Meet the Other Phone. Only the apps you allow.

Meet the Other Phone.
Only the apps you allow.

Buy now

Please or to access all these features

AIBU?

Share your dilemmas and get honest opinions from other Mumsnetters.

to ask if you could go back in time knowing what you know now...

55 replies

thetellyismybestfriend · 18/01/2018 18:22

...what would you do differently or what do you wish you could tell younger you (at any age/stage in life)?

I know people generally say 'no regrets', but I think many of us must have things we'd see and do differently with the amazing benefit of hindsight.

Can be as light hearted or as deep thinking as you like but I think mine would be to go back to my mid to late teens and to stop such negative self-thinking. I was so desperately unconfident (beyond that of the typical teen) and I look back at how much I missed out on and how much I emotionally tortured myself because I believed I wasn't liked and had nothing to offer.

DM often says she wishes she had appreciated her body in her youth and not been so obsessed with dieting and weight loss.

What about yours?

OP posts:
EggsonHeads · 18/01/2018 19:32

I would tell myself to buy a shitload of bitcoin at the outset and short everything just before the 2008 crash.

anothernetter · 18/01/2018 19:34

I wouldn't because it would mean not having my children. If it were not for that then hand on heart yes I would go back - I would work my bum off at school and save every penny I could. I've not done badly at all. I have a nice house and lovely children. But I would absolutely have loved to have been a doctor and although not guaranteed if I had only tried harder at school at least I would have known I have it my best shot. Unless you inherit a lot of money or end up with a partner who can earn enough for you not to work then you will invariably spend much of your adult life at work so obviously it is better to end up doing something you really want to do. I would also feel a lot happier if I had more money saved in the bank. I've saved really hard the last few years and things have been tight the last few. I was really frivolous with money when I was in my 20s and I really regret that and of course the things I wasted my money on mean nothing to me now.

WheresTheHooferDoofer · 18/01/2018 19:50

I think it depends on how far back I'd need to go.

Age 14 picking O level options, I'd go with art and design over French. I'm partly deaf and struggled with languages anyway, but the French option was part of a group only for "elite" students and my parents wanted me in that group. I was certainly as good as them in the other subjects, but I've always enjoyed arts ans crafts and would like to have taken the pottery further.

Age 16 and choosing A level subjects. I chose completely the wrong ones. Should have opted for art and history and perhaps geography, instead of maths physics and chemistry.
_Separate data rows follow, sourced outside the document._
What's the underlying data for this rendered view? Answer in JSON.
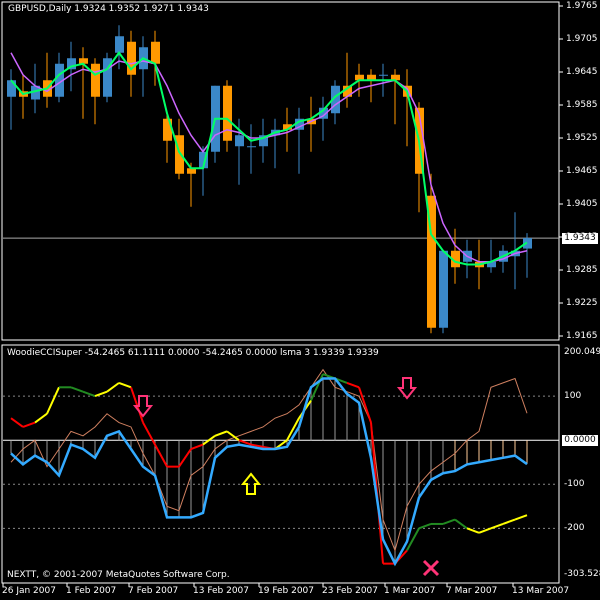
{
  "price_panel": {
    "header": "GBPUSD,Daily  1.9324 1.9352 1.9271 1.9343",
    "axis_labels": [
      "1.9765",
      "1.9705",
      "1.9645",
      "1.9585",
      "1.9525",
      "1.9465",
      "1.9405",
      "1.9345",
      "1.9285",
      "1.9225",
      "1.9165"
    ],
    "current_price": "1.9343"
  },
  "cci_panel": {
    "header": "WoodieCCISuper -54.2465 61.1111 0.0000 -54.2465 0.0000  lsma 3 1.9339 1.9339",
    "axis_labels": [
      "200.0491",
      "100",
      "-100",
      "-200",
      "-303.528"
    ],
    "zero_label": "0.0000"
  },
  "date_axis": [
    "26 Jan 2007",
    "1 Feb 2007",
    "7 Feb 2007",
    "13 Feb 2007",
    "19 Feb 2007",
    "23 Feb 2007",
    "1 Mar 2007",
    "7 Mar 2007",
    "13 Mar 2007"
  ],
  "footer": "NEXTT, © 2001-2007 MetaQuotes Software Corp.",
  "colors": {
    "bull": "#3b88c8",
    "bear": "#ff9900",
    "fast_ma": "#00ff66",
    "slow_ma": "#cc66ff",
    "cci_blue": "#33aaff",
    "cci_green": "#228b22",
    "cci_yellow": "#ffff00",
    "cci_red": "#ff0000",
    "turbo": "#d08060",
    "hist_up": "#ffcc99",
    "hist_dn": "#999999",
    "arrow_down": "#ff3377",
    "arrow_up": "#ffff00"
  },
  "chart_data": {
    "type": "candlestick",
    "symbol": "GBPUSD",
    "timeframe": "Daily",
    "ylim": [
      1.9165,
      1.9765
    ],
    "candles": [
      {
        "o": 1.96,
        "h": 1.965,
        "l": 1.954,
        "c": 1.963
      },
      {
        "o": 1.961,
        "h": 1.964,
        "l": 1.956,
        "c": 1.96
      },
      {
        "o": 1.9595,
        "h": 1.966,
        "l": 1.957,
        "c": 1.962
      },
      {
        "o": 1.963,
        "h": 1.968,
        "l": 1.958,
        "c": 1.96
      },
      {
        "o": 1.96,
        "h": 1.968,
        "l": 1.959,
        "c": 1.966
      },
      {
        "o": 1.965,
        "h": 1.97,
        "l": 1.961,
        "c": 1.967
      },
      {
        "o": 1.967,
        "h": 1.969,
        "l": 1.956,
        "c": 1.966
      },
      {
        "o": 1.966,
        "h": 1.967,
        "l": 1.955,
        "c": 1.96
      },
      {
        "o": 1.96,
        "h": 1.968,
        "l": 1.959,
        "c": 1.967
      },
      {
        "o": 1.968,
        "h": 1.973,
        "l": 1.965,
        "c": 1.971
      },
      {
        "o": 1.97,
        "h": 1.972,
        "l": 1.96,
        "c": 1.964
      },
      {
        "o": 1.965,
        "h": 1.971,
        "l": 1.96,
        "c": 1.969
      },
      {
        "o": 1.97,
        "h": 1.972,
        "l": 1.962,
        "c": 1.966
      },
      {
        "o": 1.956,
        "h": 1.957,
        "l": 1.948,
        "c": 1.952
      },
      {
        "o": 1.953,
        "h": 1.956,
        "l": 1.945,
        "c": 1.946
      },
      {
        "o": 1.947,
        "h": 1.948,
        "l": 1.94,
        "c": 1.946
      },
      {
        "o": 1.947,
        "h": 1.951,
        "l": 1.942,
        "c": 1.95
      },
      {
        "o": 1.95,
        "h": 1.962,
        "l": 1.948,
        "c": 1.962
      },
      {
        "o": 1.962,
        "h": 1.963,
        "l": 1.95,
        "c": 1.952
      },
      {
        "o": 1.951,
        "h": 1.956,
        "l": 1.944,
        "c": 1.953
      },
      {
        "o": 1.951,
        "h": 1.955,
        "l": 1.946,
        "c": 1.951
      },
      {
        "o": 1.951,
        "h": 1.956,
        "l": 1.948,
        "c": 1.953
      },
      {
        "o": 1.953,
        "h": 1.956,
        "l": 1.947,
        "c": 1.954
      },
      {
        "o": 1.955,
        "h": 1.958,
        "l": 1.95,
        "c": 1.954
      },
      {
        "o": 1.954,
        "h": 1.958,
        "l": 1.946,
        "c": 1.956
      },
      {
        "o": 1.956,
        "h": 1.96,
        "l": 1.95,
        "c": 1.955
      },
      {
        "o": 1.956,
        "h": 1.96,
        "l": 1.952,
        "c": 1.958
      },
      {
        "o": 1.957,
        "h": 1.963,
        "l": 1.955,
        "c": 1.962
      },
      {
        "o": 1.962,
        "h": 1.968,
        "l": 1.958,
        "c": 1.96
      },
      {
        "o": 1.964,
        "h": 1.966,
        "l": 1.96,
        "c": 1.963
      },
      {
        "o": 1.964,
        "h": 1.965,
        "l": 1.959,
        "c": 1.963
      },
      {
        "o": 1.964,
        "h": 1.966,
        "l": 1.96,
        "c": 1.964
      },
      {
        "o": 1.964,
        "h": 1.965,
        "l": 1.955,
        "c": 1.963
      },
      {
        "o": 1.962,
        "h": 1.965,
        "l": 1.951,
        "c": 1.96
      },
      {
        "o": 1.958,
        "h": 1.959,
        "l": 1.939,
        "c": 1.946
      },
      {
        "o": 1.942,
        "h": 1.946,
        "l": 1.917,
        "c": 1.918
      },
      {
        "o": 1.918,
        "h": 1.931,
        "l": 1.917,
        "c": 1.932
      },
      {
        "o": 1.932,
        "h": 1.936,
        "l": 1.926,
        "c": 1.929
      },
      {
        "o": 1.93,
        "h": 1.934,
        "l": 1.927,
        "c": 1.932
      },
      {
        "o": 1.93,
        "h": 1.934,
        "l": 1.925,
        "c": 1.929
      },
      {
        "o": 1.929,
        "h": 1.934,
        "l": 1.928,
        "c": 1.93
      },
      {
        "o": 1.93,
        "h": 1.933,
        "l": 1.928,
        "c": 1.932
      },
      {
        "o": 1.931,
        "h": 1.939,
        "l": 1.925,
        "c": 1.932
      },
      {
        "o": 1.9324,
        "h": 1.9352,
        "l": 1.9271,
        "c": 1.9343
      }
    ],
    "fast_ma": [
      1.963,
      1.9605,
      1.961,
      1.9615,
      1.964,
      1.9655,
      1.966,
      1.964,
      1.965,
      1.968,
      1.965,
      1.967,
      1.966,
      1.957,
      1.95,
      1.947,
      1.947,
      1.956,
      1.956,
      1.954,
      1.952,
      1.9525,
      1.9535,
      1.954,
      1.9555,
      1.956,
      1.9575,
      1.96,
      1.9615,
      1.963,
      1.963,
      1.963,
      1.963,
      1.961,
      1.952,
      1.935,
      1.932,
      1.93,
      1.9295,
      1.9295,
      1.93,
      1.931,
      1.932,
      1.9335
    ],
    "slow_ma": [
      1.968,
      1.964,
      1.962,
      1.961,
      1.9625,
      1.964,
      1.965,
      1.9645,
      1.965,
      1.9665,
      1.966,
      1.9665,
      1.966,
      1.962,
      1.957,
      1.953,
      1.95,
      1.953,
      1.954,
      1.9535,
      1.9525,
      1.9525,
      1.953,
      1.9535,
      1.9545,
      1.9555,
      1.9565,
      1.9585,
      1.96,
      1.9615,
      1.962,
      1.9625,
      1.963,
      1.9615,
      1.957,
      1.944,
      1.937,
      1.933,
      1.931,
      1.93,
      1.93,
      1.9305,
      1.9315,
      1.932
    ],
    "cci": {
      "ylim": [
        -303.528,
        200.0491
      ],
      "values": [
        -30,
        -55,
        -35,
        -50,
        -80,
        -10,
        -20,
        -40,
        10,
        20,
        -20,
        -60,
        -80,
        -175,
        -175,
        -175,
        -165,
        -40,
        -15,
        -10,
        -15,
        -20,
        -20,
        -15,
        30,
        120,
        140,
        140,
        105,
        85,
        -40,
        -225,
        -280,
        -230,
        -130,
        -90,
        -75,
        -70,
        -55,
        -50,
        -45,
        -40,
        -35,
        -54.2465
      ],
      "turbo": [
        -50,
        -20,
        0,
        -60,
        -20,
        20,
        10,
        30,
        60,
        40,
        30,
        -30,
        -80,
        -150,
        -160,
        -80,
        -60,
        -20,
        0,
        10,
        20,
        30,
        50,
        60,
        80,
        120,
        160,
        120,
        110,
        100,
        40,
        -180,
        -250,
        -150,
        -100,
        -70,
        -50,
        -30,
        0,
        20,
        120,
        130,
        140,
        61.1111
      ],
      "trend_line": [
        50,
        30,
        40,
        60,
        120,
        120,
        110,
        100,
        110,
        130,
        120,
        40,
        -10,
        -60,
        -60,
        -20,
        -10,
        10,
        20,
        0,
        -10,
        -15,
        -20,
        0,
        50,
        90,
        150,
        140,
        130,
        120,
        40,
        -280,
        -280,
        -250,
        -200,
        -190,
        -190,
        -180,
        -200,
        -210,
        -200,
        -190,
        -180,
        -170
      ]
    },
    "signals": {
      "down_arrows": [
        11,
        33
      ],
      "up_arrows": [
        20
      ],
      "cross": 35
    }
  }
}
I failed the lot, with the help of some poor teaching.

All the other significant points in my life flow from the A level choices. If I'd done the other ones, I'm certain I'd have passed and gone on to uni. I wouldn't have met the ex I spent most of my life with.
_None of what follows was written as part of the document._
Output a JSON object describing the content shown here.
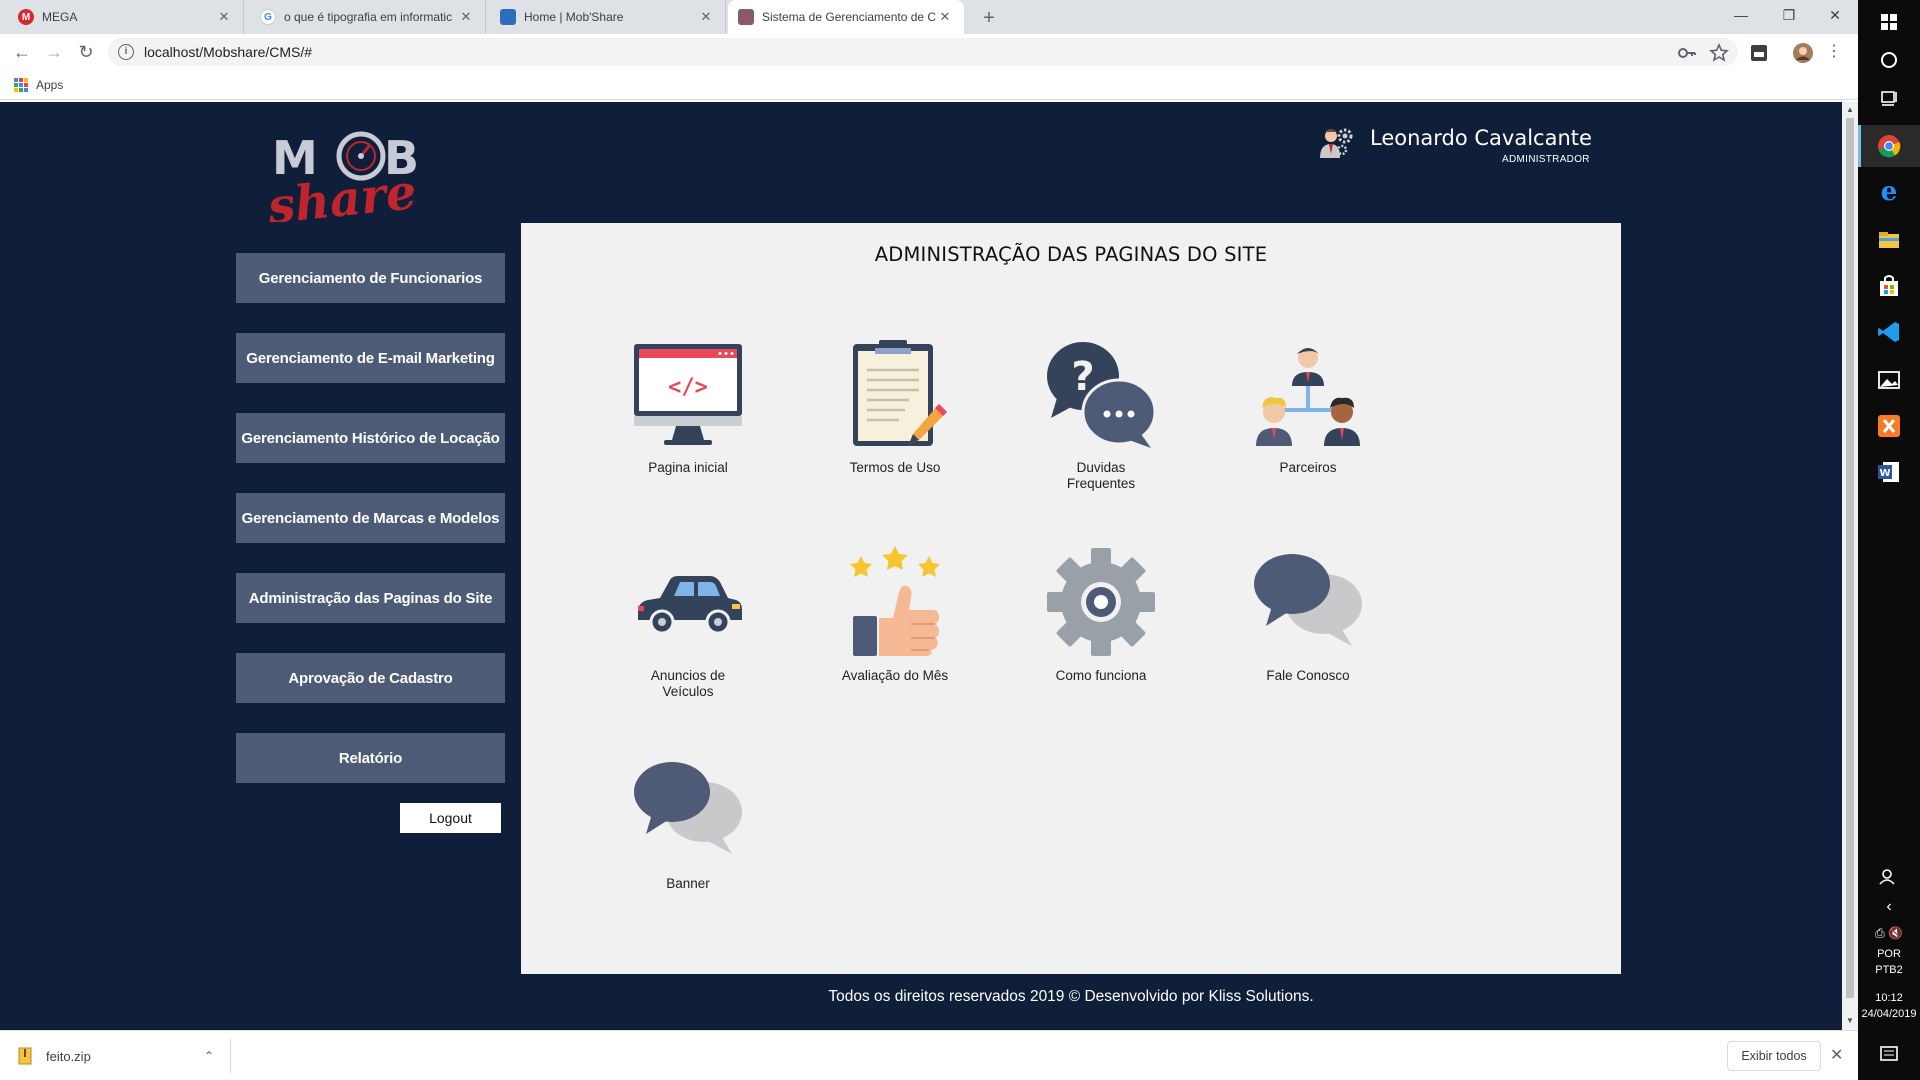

I'd not have the children I currently have, but I'd like to think I'd have had others with these personalities, but without the mental health issues they have as a result of being with the ex. My DCs are the only thing I don't regret about being with ex.
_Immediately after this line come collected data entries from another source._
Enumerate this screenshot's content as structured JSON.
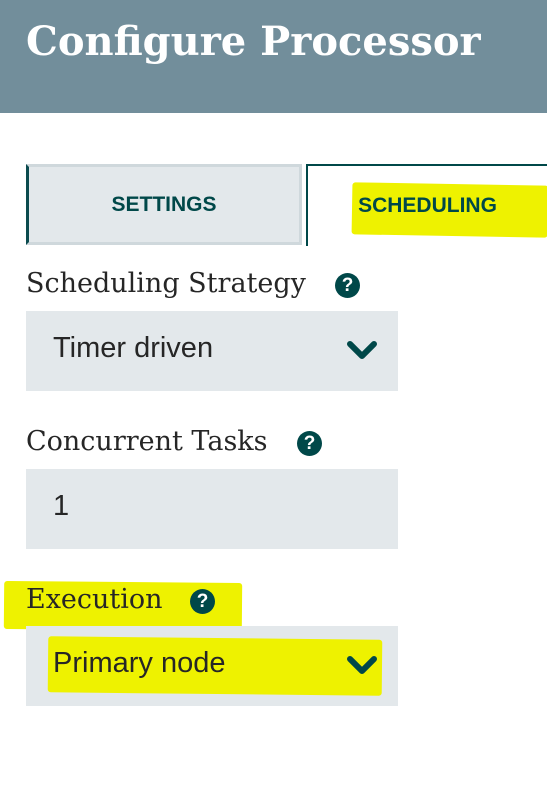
{
  "dialog": {
    "title": "Configure Processor"
  },
  "tabs": [
    {
      "label": "SETTINGS",
      "active": false
    },
    {
      "label": "SCHEDULING",
      "active": true
    }
  ],
  "fields": {
    "scheduling_strategy": {
      "label": "Scheduling Strategy",
      "help": "?",
      "value": "Timer driven",
      "icon": "chevron-down-icon"
    },
    "concurrent_tasks": {
      "label": "Concurrent Tasks",
      "help": "?",
      "value": "1"
    },
    "execution": {
      "label": "Execution",
      "help": "?",
      "value": "Primary node",
      "icon": "chevron-down-icon"
    }
  },
  "colors": {
    "header_bg": "#728e9b",
    "accent": "#004849",
    "field_bg": "#e3e8eb",
    "highlight": "#eef200"
  }
}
GinisLife · 18/01/2018 19:58

I wouldn't know where to start ? Back to school and work harder instead of being the class clown.....
Qualify in my career rather than giving up because I couldn't be arsed to go to night school 2 evenings a week
That I'd had the sense & courage to call my wedding off 6 weeks beforehand when I had the chance. In fact that I'd said no the 3rd time me and exh got back together.
That I'd had more self respect where men were concerned
That I'd realised when I got on the scales age 26 and was 10 stone and horrified, that I should have been happy and stuck there
That I'd been more prudent financially instead of being profligate and getting done over by people taking advantage of my generosity. I never learn

HerBigChance · 18/01/2018 21:37

I wouldn't have spent my twenties with boyfriends who didn't deserve me.
I would have taken more of a chance with someone.
I'd have spent a hell of a lot less time worrying that I wasn't good enough.
Had counselling a hell of a lot earlier.
Been pushier earlier in my career instead of dwelling on setbacks.
Spent a lot less time trying to engage with people who are drains.

In general, though, I have some really fantastic long-standing friends (radiators, rather than drains) who have seen me through really difficult times. My career isn't in bad shape. I have learnt to be wonderfully happy in my skin and to relish time alone. I look forward to the discoveries ahead. And all the mistakes I've made have helped me to reach this point.